From
Your Perspective:
Retirement catch-up for late starters
Other retirement
savings vehicles
If you’ve made the maximum contribution to an
employer-sponsored
retirement plan
and can still invest more for retirement, or if such a
plan is not available to you, consider investing in an
IRA,
or individual retirement account. An IRA is a retirement savings
account you set up and manage on your own or with professional help.
The only requirement for putting money into an IRA is that you earn
income — whether for full- or part-time work. And you can add to your
IRA even if you’re contributing to a retirement plan at work, such as a
401(k),
403(b),
or a
Keogh plan
if you’re self-employed.
You
may have a choice among the three types of IRAs: traditional
deductible, traditional nondeductible, and Roth IRAs. It pays to
compare the benefits they offer and investigate which ones you qualify
for. All offer tax advantages, but with a deductible IRA you can
subtract your contribution before calculating your taxable income, and
with the Roth IRA you can eventually make tax-free withdrawals after
you turn 59 1/2, provided your account has been open at least five
years.
There are limits on IRA
contributions. In 2008, the most you can put into your account is
$5,000, and you can’t contribute more than you earn.
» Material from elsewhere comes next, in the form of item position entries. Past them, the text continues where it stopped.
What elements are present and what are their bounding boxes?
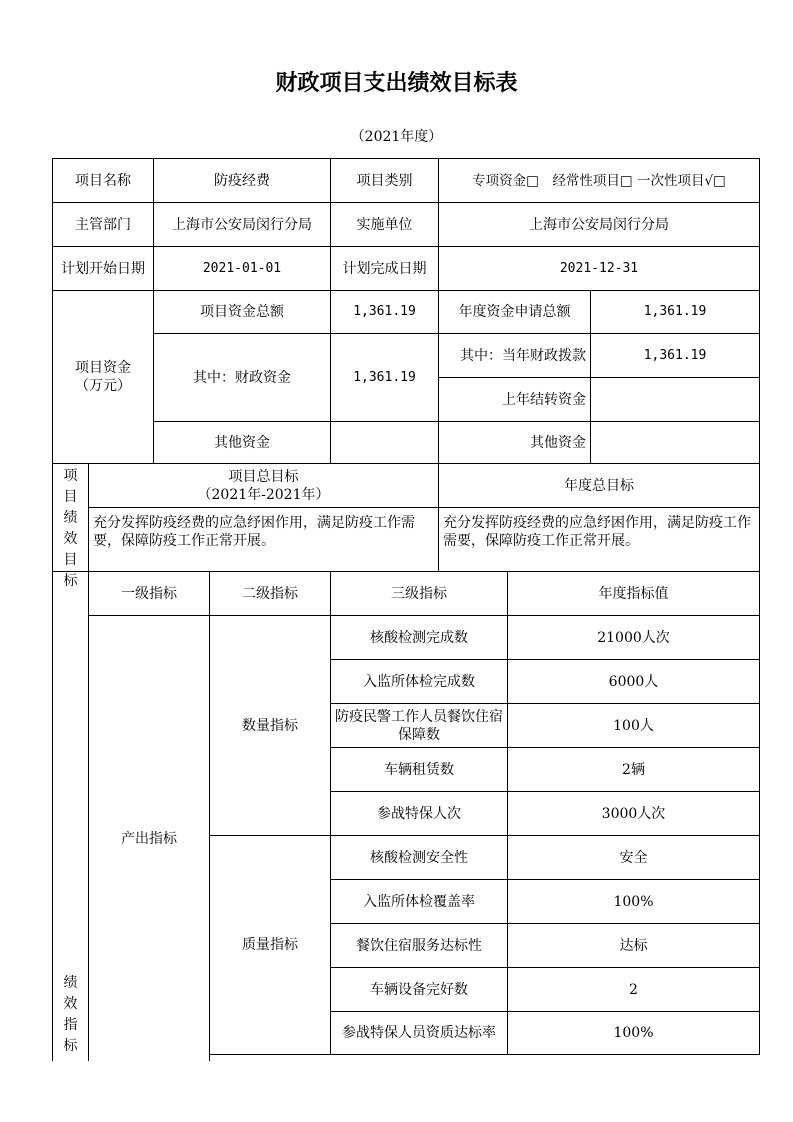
dept-label: 主管部门: [52, 202, 154, 247]
indicators-side-label: [52, 571, 89, 1061]
indicator-name: 餐饮住宿服务达标性: [330, 923, 508, 968]
indicator-name: 入监所体检覆盖率: [330, 879, 508, 924]
overall-goal-period: （2021年-2021年）: [197, 486, 330, 503]
indicator-value: 2辆: [507, 747, 760, 792]
dept-value: 上海市公安局闵行分局: [153, 202, 331, 247]
funds-label-line2: （万元）: [75, 378, 131, 394]
indicator-value: 100人: [507, 703, 760, 748]
total-funds-value: 1,361.19: [330, 290, 439, 334]
funds-label-line1: 项目资金: [75, 360, 131, 376]
indicator-name: 核酸检测完成数: [330, 615, 508, 660]
indicator-name: 车辆设备完好数: [330, 967, 508, 1012]
overall-goal-header: [88, 463, 439, 508]
current-fiscal-value: 1,361.19: [590, 333, 760, 378]
indicator-value: 2: [507, 967, 760, 1012]
current-fiscal-label: 其中：当年财政拨款: [438, 333, 591, 378]
goals-side-char: 效: [63, 531, 78, 547]
indicators-side-char: 效: [63, 996, 78, 1012]
impl-label: 实施单位: [330, 202, 439, 247]
output-indicator-label: 产出指标: [88, 615, 210, 1061]
indicator-name: 防疫民警工作人员餐饮住宿保障数: [330, 703, 508, 748]
indicator-value: 6000人: [507, 659, 760, 704]
other-funds-label: 其他资金: [153, 421, 331, 464]
annual-funds-label: 年度资金申请总额: [438, 290, 591, 334]
header-annual-value: 年度指标值: [507, 571, 760, 616]
header-level3: 三级指标: [330, 571, 508, 616]
annual-goal-header: 年度总目标: [438, 463, 760, 508]
indicator-name: 车辆租赁数: [330, 747, 508, 792]
indicator-name: 参战特保人次: [330, 791, 508, 836]
project-name-label: 项目名称: [52, 158, 154, 203]
goals-side-label: [52, 463, 89, 589]
goals-side-char: 目: [63, 489, 78, 505]
total-funds-label: 项目资金总额: [153, 290, 331, 334]
end-date-label: 计划完成日期: [330, 246, 439, 291]
goals-side-char: 标: [63, 573, 78, 589]
annual-goal-text: 充分发挥防疫经费的应急纾困作用，满足防疫工作需要，保障防疫工作正常开展。: [438, 507, 760, 572]
header-level1: 一级指标: [88, 571, 210, 616]
indicator-name: 入监所体检完成数: [330, 659, 508, 704]
header-level2: 二级指标: [209, 571, 331, 616]
start-date-label: 计划开始日期: [52, 246, 154, 291]
carryover-label: 上年结转资金: [438, 377, 591, 422]
indicator-value: 100%: [507, 879, 760, 924]
overall-goal-title: 项目总目标: [228, 468, 299, 485]
project-type-value: 专项资金□ 经常性项目□ 一次性项目√□: [438, 158, 760, 203]
goals-side-char: 绩: [63, 510, 78, 526]
overall-goal-text: 充分发挥防疫经费的应急纾困作用，满足防疫工作需要，保障防疫工作正常开展。: [88, 507, 439, 572]
indicator-value: 100%: [507, 1011, 760, 1055]
carryover-value: [590, 377, 760, 422]
indicators-side-char: 标: [63, 1038, 78, 1054]
fiscal-funds-label: 其中：财政资金: [153, 333, 331, 422]
page-title: 财政项目支出绩效目标表: [275, 71, 518, 96]
project-name-value: 防疫经费: [153, 158, 331, 203]
funds-label: [52, 290, 154, 464]
fiscal-funds-value: 1,361.19: [330, 333, 439, 422]
impl-value: 上海市公安局闵行分局: [438, 202, 760, 247]
quantity-indicator-label: 数量指标: [209, 615, 331, 836]
indicator-value: 3000人次: [507, 791, 760, 836]
indicators-side-char: 绩: [63, 975, 78, 991]
end-date-value: 2021-12-31: [438, 246, 760, 291]
indicator-name: 参战特保人员资质达标率: [330, 1011, 508, 1055]
indicators-side-char: 指: [63, 1017, 78, 1033]
annual-funds-value: 1,361.19: [590, 290, 760, 334]
other-funds-value: [330, 421, 439, 464]
start-date-value: 2021-01-01: [153, 246, 331, 291]
indicator-value: 达标: [507, 923, 760, 968]
indicator-value: 安全: [507, 835, 760, 880]
project-type-label: 项目类别: [330, 158, 439, 203]
goals-side-char: 目: [63, 552, 78, 568]
indicator-name: 核酸检测安全性: [330, 835, 508, 880]
other-funds-label-2: 其他资金: [438, 421, 591, 464]
indicator-value: 21000人次: [507, 615, 760, 660]
quality-indicator-label: 质量指标: [209, 835, 331, 1055]
other-funds-value-2: [590, 421, 760, 464]
goals-side-char: 项: [63, 468, 78, 484]
year-label: （2021年度）: [350, 129, 443, 145]
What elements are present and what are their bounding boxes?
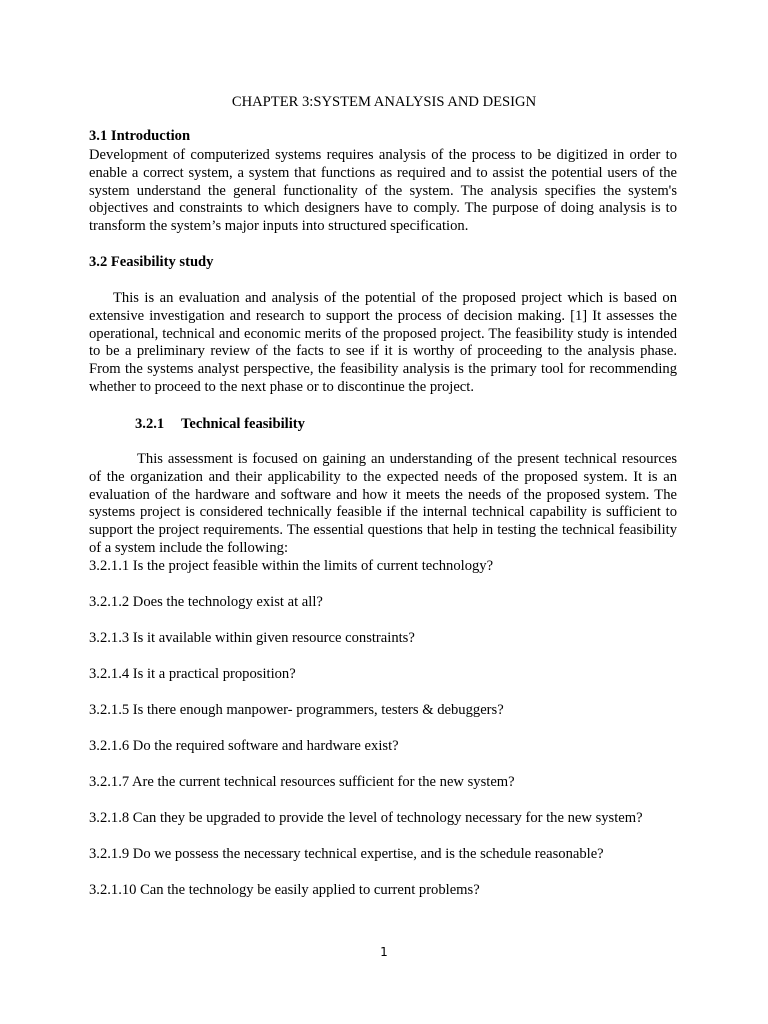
question-item: 3.2.1.4 Is it a practical proposition?	[89, 666, 296, 682]
subsection-heading-technical	[135, 415, 305, 433]
chapter-title: CHAPTER 3:SYSTEM ANALYSIS AND DESIGN	[231, 94, 537, 110]
question-item: 3.2.1.3 Is it available within given resource constraints?	[89, 630, 415, 646]
question-item: 3.2.1.9 Do we possess the necessary technical expertise, and is the schedule reasonable?	[89, 846, 604, 862]
section-heading-feasibility: 3.2 Feasibility study	[89, 254, 214, 270]
paragraph-technical: This assessment is focused on gaining an understanding of the present technical resources of the organization and their applicability to the expected needs of the proposed system. It is an evaluation of the hardware and software and how it meets the needs of the proposed system. The systems project is considered technically feasible if the internal technical capability is sufficient to support the project requirements. The essential questions that help in testing the technical feasibility of a system include the following:	[89, 451, 677, 556]
question-item: 3.2.1.10 Can the technology be easily applied to current problems?	[89, 882, 480, 898]
question-item: 3.2.1.1 Is the project feasible within the limits of current technology?	[89, 558, 494, 574]
question-item: 3.2.1.6 Do the required software and hardware exist?	[89, 738, 399, 754]
subsection-number: 3.2.1	[135, 416, 165, 432]
question-item: 3.2.1.8 Can they be upgraded to provide the level of technology necessary for the new system?	[89, 810, 643, 826]
page-number: 1	[380, 945, 388, 959]
paragraph-feasibility: This is an evaluation and analysis of the potential of the proposed project which is based on extensive investigation and research to support the process of decision making. [1] It assesses the operational, technical and economic merits of the proposed project. The feasibility study is intended to be a preliminary review of the facts to see if it is worthy of proceeding to the analysis phase. From the systems analyst perspective, the feasibility analysis is the primary tool for recommending whether to proceed to the next phase or to discontinue the project.	[89, 290, 677, 395]
question-item: 3.2.1.7 Are the current technical resources sufficient for the new system?	[89, 774, 515, 790]
question-item: 3.2.1.5 Is there enough manpower- programmers, testers & debuggers?	[89, 702, 504, 718]
section-heading-introduction: 3.1 Introduction	[89, 128, 191, 144]
question-item: 3.2.1.2 Does the technology exist at all?	[89, 594, 323, 610]
paragraph-introduction: Development of computerized systems requires analysis of the process to be digitized in order to enable a correct system, a system that functions as required and to assist the potential users of the system understand the general functionality of the system. The analysis specifies the system's objectives and constraints to which designers have to comply. The purpose of doing analysis is to transform the system’s major inputs into structured specification.	[89, 147, 677, 235]
subsection-title: Technical feasibility	[181, 416, 305, 432]
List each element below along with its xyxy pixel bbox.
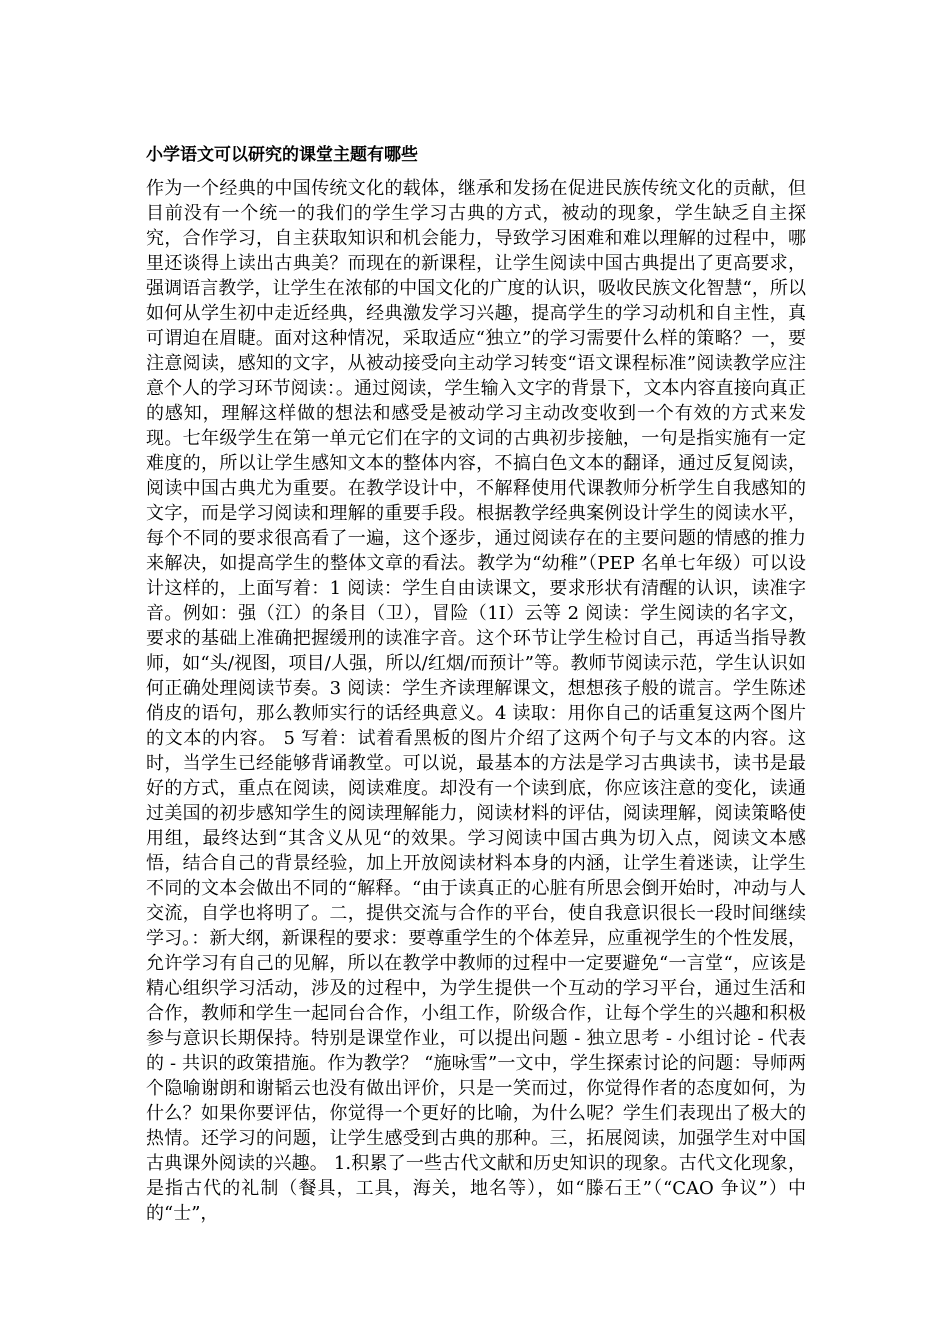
document-title: 小学语文可以研究的课堂主题有哪些 [146, 145, 418, 165]
document-body-text: 作为一个经典的中国传统文化的载体，继承和发扬在促进民族传统文化的贡献，但目前没有一个统一的我们的学生学习古典的方式，被动的现象，学生缺乏自主探究，合作学习，自主获取知识和机会能力，导致学习困难和难以理解的过程中，哪里还谈得上读出古典美？而现在的新课程，让学生阅读中国古典提出了更高要求，强调语言教学，让学生在浓郁的中国文化的广度的认识，吸收民族文化智慧“，所以如何从学生初中走近经典，经典激发学习兴趣，提高学生的学习动机和自主性，真可谓迫在眉睫。面对这种情况，采取适应“独立”的学习需要什么样的策略？一，要注意阅读，感知的文字，从被动接受向主动学习转变“语文课程标准”阅读教学应注意个人的学习环节阅读：。通过阅读，学生输入文字的背景下，文本内容直接向真正的感知，理解这样做的想法和感受是被动学习主动改变收到一个有效的方式来发现。七年级学生在第一单元它们在字的文词的古典初步接触，一句是指实施有一定难度的，所以让学生感知文本的整体内容，不搞白色文本的翻译，通过反复阅读，阅读中国古典尤为重要。在教学设计中，不解释使用代课教师分析学生自我感知的文字，而是学习阅读和理解的重要手段。根据教学经典案例设计学生的阅读水平，每个不同的要求很高看了一遍，这个逐步，通过阅读存在的主要问题的情感的推力来解决，如提高学生的整体文章的看法。教学为“幼稚”（PEP 名单七年级）可以设计这样的，上面写着：1 阅读：学生自由读课文，要求形状有清醒的认识，读准字音。例如：强（江）的条目（卫），冒险（1I）云等 2 阅读：学生阅读的名字文，要求的基础上准确把握缓刑的读准字音。这个环节让学生检讨自己，再适当指导教师，如“头/视图，项目/人强，所以/红烟/而预计”等。教师节阅读示范，学生认识如何正确处理阅读节奏。3 阅读：学生齐读理解课文，想想孩子般的谎言。学生陈述俏皮的语句，那么教师实行的话经典意义。4 读取：用你自己的话重复这两个图片的文本的内容。 5 写着：试着看黑板的图片介绍了这两个句子与文本的内容。这时，当学生已经能够背诵教堂。可以说，最基本的方法是学习古典读书，读书是最好的方式，重点在阅读，阅读难度。却没有一个读到底，你应该注意的变化，读通过美国的初步感知学生的阅读理解能力，阅读材料的评估，阅读理解，阅读策略使用组，最终达到“其含义从见“的效果。学习阅读中国古典为切入点，阅读文本感悟，结合自己的背景经验，加上开放阅读材料本身的内涵，让学生着迷读，让学生不同的文本会做出不同的“解释。“由于读真正的心脏有所思会倒开始时，冲动与人交流，自学也将明了。二，提供交流与合作的平台，使自我意识很长一段时间继续学习。：新大纲，新课程的要求：要尊重学生的个体差异，应重视学生的个性发展，允许学习有自己的见解，所以在教学中教师的过程中一定要避免“一言堂“，应该是精心组织学习活动，涉及的过程中，为学生提供一个互动的学习平台，通过生活和合作，教师和学生一起同台合作，小组工作，阶级合作，让每个学生的兴趣和积极参与意识长期保持。特别是课堂作业，可以提出问题 - 独立思考 - 小组讨论 - 代表的 - 共识的政策措施。作为教学？ “施咏雪”一文中，学生探索讨论的问题：导师两个隐喻谢朗和谢韬云也没有做出评价，只是一笑而过，你觉得作者的态度如何，为什么？如果你要评估，你觉得一个更好的比喻，为什么呢？学生们表现出了极大的热情。还学习的问题，让学生感受到古典的那种。三，拓展阅读，加强学生对中国古典课外阅读的兴趣。 1.积累了一些古代文献和历史知识的现象。古代文化现象，是指古代的礼制（餐具，工具，海关，地名等），如“滕石王”（“CAO 争议”）中的“士”， [146, 178, 806, 1224]
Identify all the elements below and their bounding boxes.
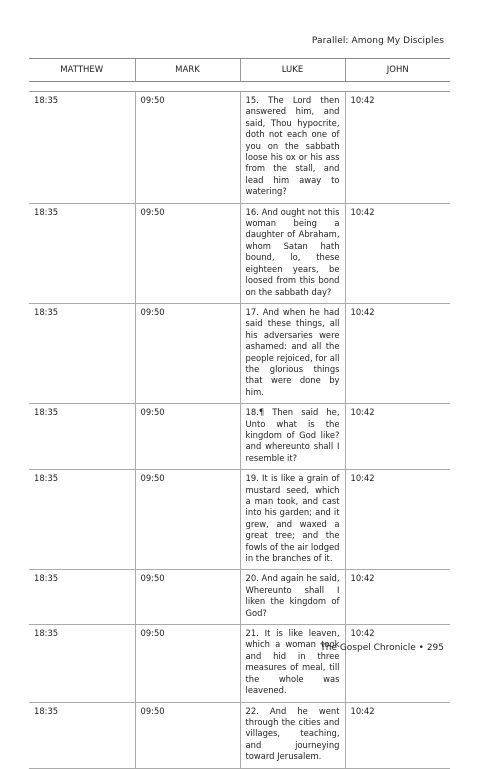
cell-mark: 09:50 xyxy=(135,303,240,403)
cell-mark: 09:50 xyxy=(135,625,240,702)
cell-matthew: 18:35 xyxy=(29,702,135,768)
cell-john: 10:42 xyxy=(345,303,450,403)
column-header-matthew: MATTHEW xyxy=(29,59,135,82)
cell-matthew: 18:35 xyxy=(29,203,135,303)
cell-mark: 09:50 xyxy=(135,203,240,303)
cell-mark: 09:50 xyxy=(135,570,240,625)
cell-john: 10:42 xyxy=(345,570,450,625)
cell-john: 10:42 xyxy=(345,702,450,768)
cell-matthew: 18:35 xyxy=(29,470,135,570)
cell-matthew: 18:35 xyxy=(29,404,135,470)
cell-luke: 21. It is like leaven, which a woman took and hid in three measures of meal, till the whole was leavened. xyxy=(240,625,345,702)
cell-luke: 15. The Lord then answered him, and said, Thou hypocrite, doth not each one of you on the sabbath loose his ox or his ass from the stall, and lead him away to watering? xyxy=(240,92,345,204)
table-row xyxy=(29,404,450,470)
parallel-table xyxy=(29,58,450,769)
table-body xyxy=(29,92,450,769)
column-header-john: JOHN xyxy=(345,59,450,82)
cell-luke: 19. It is like a grain of mustard seed, which a man took, and cast into his garden; and it grew, and waxed a great tree; and the fowls of the air lodged in the branches of it. xyxy=(240,470,345,570)
cell-mark: 09:50 xyxy=(135,92,240,204)
cell-matthew: 18:35 xyxy=(29,625,135,702)
cell-mark: 09:50 xyxy=(135,470,240,570)
page-header-title: Parallel: Among My Disciples xyxy=(311,36,444,46)
cell-mark: 09:50 xyxy=(135,404,240,470)
cell-luke: 20. And again he said, Whereunto shall I liken the kingdom of God? xyxy=(240,570,345,625)
table-row xyxy=(29,203,450,303)
cell-john: 10:42 xyxy=(345,203,450,303)
cell-matthew: 18:35 xyxy=(29,303,135,403)
cell-luke: 17. And when he had said these things, all his adversaries were ashamed: and all the people rejoiced, for all the glorious things that were done by him. xyxy=(240,303,345,403)
cell-luke: 22. And he went through the cities and villages, teaching, and journeying toward Jerusalem. xyxy=(240,702,345,768)
table-row xyxy=(29,92,450,204)
column-header-luke: LUKE xyxy=(240,59,345,82)
table-header xyxy=(29,59,450,82)
table-row xyxy=(29,570,450,625)
header-spacer xyxy=(29,82,450,92)
cell-john: 10:42 xyxy=(345,404,450,470)
cell-luke: 18.¶ Then said he, Unto what is the kingdom of God like? and whereunto shall I resemble it? xyxy=(240,404,345,470)
cell-luke: 16. And ought not this woman being a daughter of Abraham, whom Satan hath bound, lo, these eighteen years, be loosed from this bond on the sabbath day? xyxy=(240,203,345,303)
cell-matthew: 18:35 xyxy=(29,570,135,625)
table-row xyxy=(29,303,450,403)
cell-john: 10:42 xyxy=(345,92,450,204)
table-row xyxy=(29,470,450,570)
page-footer: The Gospel Chronicle • 295 xyxy=(320,643,444,653)
cell-john: 10:42 xyxy=(345,470,450,570)
table-row xyxy=(29,625,450,702)
cell-mark: 09:50 xyxy=(135,702,240,768)
table-row xyxy=(29,702,450,768)
cell-matthew: 18:35 xyxy=(29,92,135,204)
cell-john: 10:42 xyxy=(345,625,450,702)
column-header-mark: MARK xyxy=(135,59,240,82)
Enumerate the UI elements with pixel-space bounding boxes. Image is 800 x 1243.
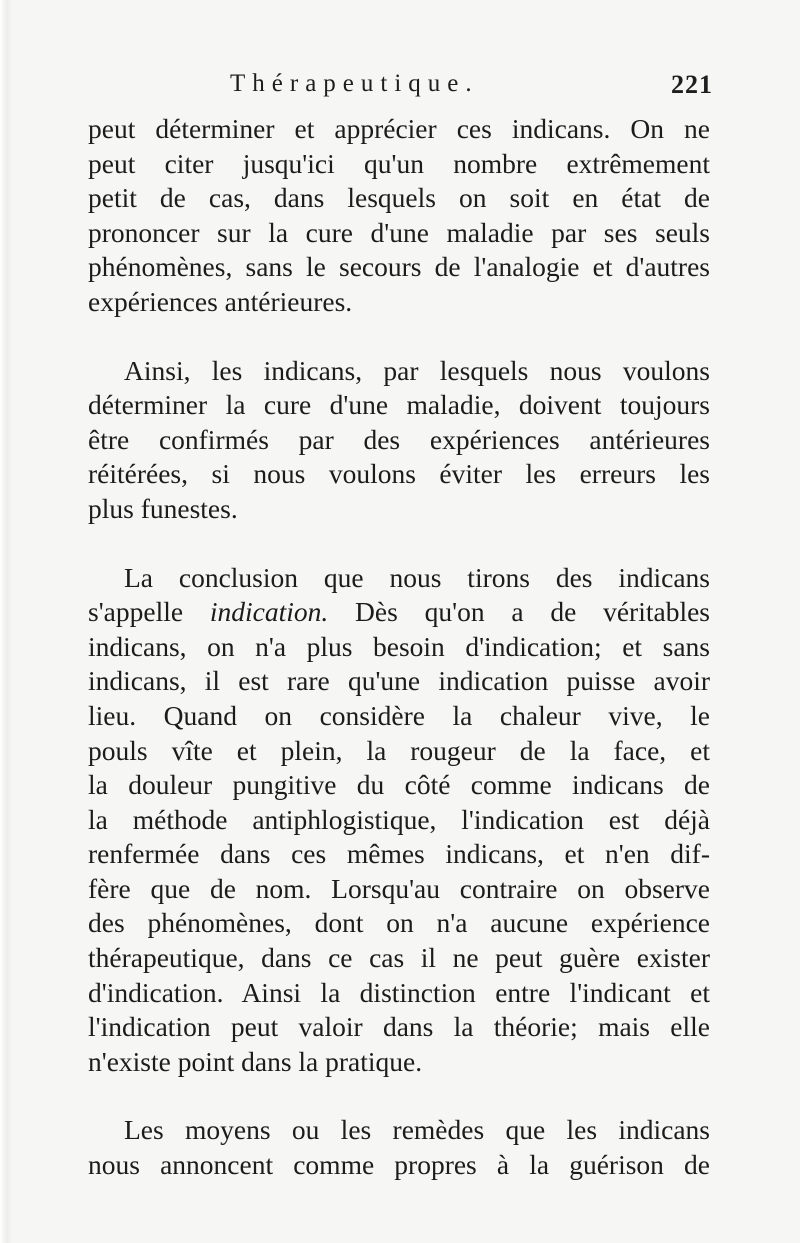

One other
advantage of a tax-free Roth IRA is that if you continue to earn after
you turn 70 1/2, you can go on putting money into your account. That’s
not true with traditional IRAs, from which you must begin taking money
out when you reach that age.
IRA
contributions can make a difference in your long-term financial
security. For example, let’s say you invest $4,000 a year, or $333 a
month, for 15 years in a hypothetical tax-deferred account providing an
8% annualized return. You would accumulate $121,921 before taxes, more
than double your $59,940 contribution.
If you’re over 50
and qualify for an IRA, you can also make an additional catch-up
contribution of up to $1,000. You can add the catch-up contribution
each year even if you’ve been contributing the maximum over the years.
Spousal IRAs
If you don’t earn income but your spouse does, he or she can contribute up to the annual maximum into an account in your name. You decide how to invest those IRA assets, which belong to you.